De modo que ¿cómo hace usted para arrepentirse? ¿Cómo funciona el arrepentimiento?
En primer lugar, el pecador – sin tomar en cuenta quién sea, o qué es lo que haya hecho, o cuáles sean sus planes – busca a Jesús tal cual es.
En segundo lugar, Jesús le extiende un don llamado arrepentimiento. Cuando el individuo acepta ese don, entonces es justificado o perdonado, y está delante de Dios como si nunca hubiera pecado.
El arrepentimiento nunca ha de ser un obstáculo entre el pecador y el Salvador. El acceso a Cristo está al alcance de toda persona que ha agotado sus propios recursos, que reconoce su incapacidad de salvarse a sí misma o de obedecer, y que elige acudir a él. El arrepentimiento nunca precede el acudir a Cristo, porque debemos acudir a Cristo para recibir sus buenos dones.
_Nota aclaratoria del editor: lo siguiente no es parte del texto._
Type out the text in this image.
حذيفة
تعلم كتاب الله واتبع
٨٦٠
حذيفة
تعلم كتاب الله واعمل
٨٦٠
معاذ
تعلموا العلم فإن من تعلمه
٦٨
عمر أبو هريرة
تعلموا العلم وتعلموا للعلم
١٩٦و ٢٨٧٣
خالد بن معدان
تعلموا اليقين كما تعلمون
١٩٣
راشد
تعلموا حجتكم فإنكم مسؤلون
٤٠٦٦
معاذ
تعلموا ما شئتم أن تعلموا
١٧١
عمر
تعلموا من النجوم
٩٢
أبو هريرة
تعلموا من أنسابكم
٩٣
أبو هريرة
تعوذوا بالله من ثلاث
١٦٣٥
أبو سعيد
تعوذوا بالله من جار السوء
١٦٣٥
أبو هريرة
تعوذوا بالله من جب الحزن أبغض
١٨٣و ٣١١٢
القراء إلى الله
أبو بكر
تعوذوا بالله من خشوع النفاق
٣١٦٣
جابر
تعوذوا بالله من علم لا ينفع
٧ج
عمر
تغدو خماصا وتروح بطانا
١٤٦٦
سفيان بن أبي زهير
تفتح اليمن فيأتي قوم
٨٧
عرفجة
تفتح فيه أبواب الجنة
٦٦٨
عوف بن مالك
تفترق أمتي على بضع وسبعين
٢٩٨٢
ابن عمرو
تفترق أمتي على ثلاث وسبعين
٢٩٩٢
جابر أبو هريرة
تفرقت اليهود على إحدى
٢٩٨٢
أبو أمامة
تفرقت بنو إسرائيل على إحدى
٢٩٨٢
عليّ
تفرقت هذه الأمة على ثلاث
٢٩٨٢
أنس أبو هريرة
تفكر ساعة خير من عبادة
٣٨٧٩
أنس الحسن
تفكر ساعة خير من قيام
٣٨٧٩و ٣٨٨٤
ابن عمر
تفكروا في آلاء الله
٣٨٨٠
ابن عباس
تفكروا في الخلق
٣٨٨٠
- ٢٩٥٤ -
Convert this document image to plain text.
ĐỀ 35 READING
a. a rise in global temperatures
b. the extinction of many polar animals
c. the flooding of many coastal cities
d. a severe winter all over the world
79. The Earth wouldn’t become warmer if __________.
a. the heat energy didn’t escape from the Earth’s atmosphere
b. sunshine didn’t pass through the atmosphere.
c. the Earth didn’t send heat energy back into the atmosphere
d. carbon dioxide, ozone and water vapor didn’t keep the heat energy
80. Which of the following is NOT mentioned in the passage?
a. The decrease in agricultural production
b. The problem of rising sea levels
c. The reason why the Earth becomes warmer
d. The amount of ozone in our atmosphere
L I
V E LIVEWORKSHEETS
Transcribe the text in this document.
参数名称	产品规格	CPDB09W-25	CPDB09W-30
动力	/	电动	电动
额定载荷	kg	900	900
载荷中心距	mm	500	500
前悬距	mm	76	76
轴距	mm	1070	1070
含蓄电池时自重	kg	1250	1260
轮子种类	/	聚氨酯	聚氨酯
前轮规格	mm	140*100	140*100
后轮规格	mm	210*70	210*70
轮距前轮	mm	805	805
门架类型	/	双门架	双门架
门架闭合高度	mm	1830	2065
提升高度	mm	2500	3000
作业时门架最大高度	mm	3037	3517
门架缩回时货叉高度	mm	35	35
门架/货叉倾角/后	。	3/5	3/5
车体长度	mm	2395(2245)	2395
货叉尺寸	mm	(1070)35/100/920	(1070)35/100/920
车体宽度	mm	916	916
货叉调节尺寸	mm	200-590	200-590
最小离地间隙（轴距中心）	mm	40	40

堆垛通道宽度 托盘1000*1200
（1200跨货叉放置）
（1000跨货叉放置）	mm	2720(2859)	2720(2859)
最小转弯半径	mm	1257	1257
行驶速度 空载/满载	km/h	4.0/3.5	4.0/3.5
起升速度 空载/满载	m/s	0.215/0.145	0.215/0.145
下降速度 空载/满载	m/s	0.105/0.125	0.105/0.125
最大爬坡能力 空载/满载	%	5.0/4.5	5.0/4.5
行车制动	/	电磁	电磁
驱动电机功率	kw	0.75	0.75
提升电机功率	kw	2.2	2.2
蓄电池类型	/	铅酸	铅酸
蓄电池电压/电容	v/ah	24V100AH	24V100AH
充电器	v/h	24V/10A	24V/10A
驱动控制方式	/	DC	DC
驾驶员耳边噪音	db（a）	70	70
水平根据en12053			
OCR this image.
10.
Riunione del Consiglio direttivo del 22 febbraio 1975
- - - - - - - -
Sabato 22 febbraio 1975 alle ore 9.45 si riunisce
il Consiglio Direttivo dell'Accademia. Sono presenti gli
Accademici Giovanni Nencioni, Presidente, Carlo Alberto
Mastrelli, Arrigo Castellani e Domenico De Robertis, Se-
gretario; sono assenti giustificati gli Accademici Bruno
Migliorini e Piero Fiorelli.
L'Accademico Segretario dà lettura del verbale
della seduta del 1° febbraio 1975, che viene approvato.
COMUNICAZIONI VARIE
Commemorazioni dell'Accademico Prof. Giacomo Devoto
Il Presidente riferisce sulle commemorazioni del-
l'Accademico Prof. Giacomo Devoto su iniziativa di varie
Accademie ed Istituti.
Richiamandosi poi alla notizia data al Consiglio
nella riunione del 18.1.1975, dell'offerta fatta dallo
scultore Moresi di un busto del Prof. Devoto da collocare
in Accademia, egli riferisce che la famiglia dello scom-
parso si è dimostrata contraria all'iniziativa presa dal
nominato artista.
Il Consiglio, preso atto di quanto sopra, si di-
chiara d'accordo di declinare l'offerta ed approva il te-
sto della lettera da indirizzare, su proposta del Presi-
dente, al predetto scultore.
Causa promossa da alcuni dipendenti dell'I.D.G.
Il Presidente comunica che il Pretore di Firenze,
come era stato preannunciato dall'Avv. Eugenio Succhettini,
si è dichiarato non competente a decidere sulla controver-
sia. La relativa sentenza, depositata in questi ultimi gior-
Por lo tanto, el arrepentimiento nunca es algo que nosotros hacemos por nosotros mismos. En los días de Jesús, toda una nación comprendió mal su naturaleza. Intentaban realizar por sí mismos algo que solamente Dios podía realizar por ellos. Ya hemos hecho referencia al ejemplo de Judas.
Mateo 27:3 declara: «Entonces Judas, el que le había entregado, viendo que era condenado, devolvió arrepentido las treinta piezas de plata a los principales sacerdotes y a los ancianos». Su arrepentimiento de factura propia hizo que los perros terminaran comiendo su carne en el camino al Gólgota.
El arrepentimiento tiene que ver con algo más que una tabla de piedra, una ley quebrantada. El arrepentimiento tiene que ver con un corazón quebrantado – el de Alguien que nos ama incondicionalmente. La contemplación del amor revelado en la vida, la muerte e intercesión de Jesús por nosotros, nos atrae hacia él, y experimentamos personalmente la benignidad de Dios, que es la que nos transforma. Cuando comprendemos que, por causa de nuestros pecados, de nuestra elección de seguir nuestro propio camino, hemos traído deshonor sobre Cristo, y quebrantado el corazón de nuestro mejor Amigo, nuestra voluntad se quebranta y conocemos la clase de arrepentimiento «de que no hay que arrepentirse».
¿Qué nos dice todo esto acerca de la obediencia solamente por fe? Si no podemos producir arrepentimiento por nosotros mismos, si debemos acudir primeramente a Cristo para recibirlo como un don, y si es siempre y únicamente un don, entonces no hay nada que podamos hacer para ganar méritos o para pagarlo. Debemos recibirlo mediante una íntima relación con Cristo.
Y si el arrepentimiento incluye tanto la tristeza por el pecado como el apartamiento del mismo, entonces tanto la tristeza por el pecado, como el apartamiento de él son un don. De modo que nada podemos hacer para abandonar el pecado, excepto mantener una relación diaria con Cristo.
De esta manera, la obediencia puede provenir solamente por la fe, debido a la naturaleza del arrepentimiento mismo. Debido a que el arrepentimiento es un don, la obediencia también debe serlo, porque solamente un arrepentimiento genuino hace posible una obediencia verdadera. Debemos obtener ambos mediante la búsqueda del compañerismo y la comunicación con Cristo.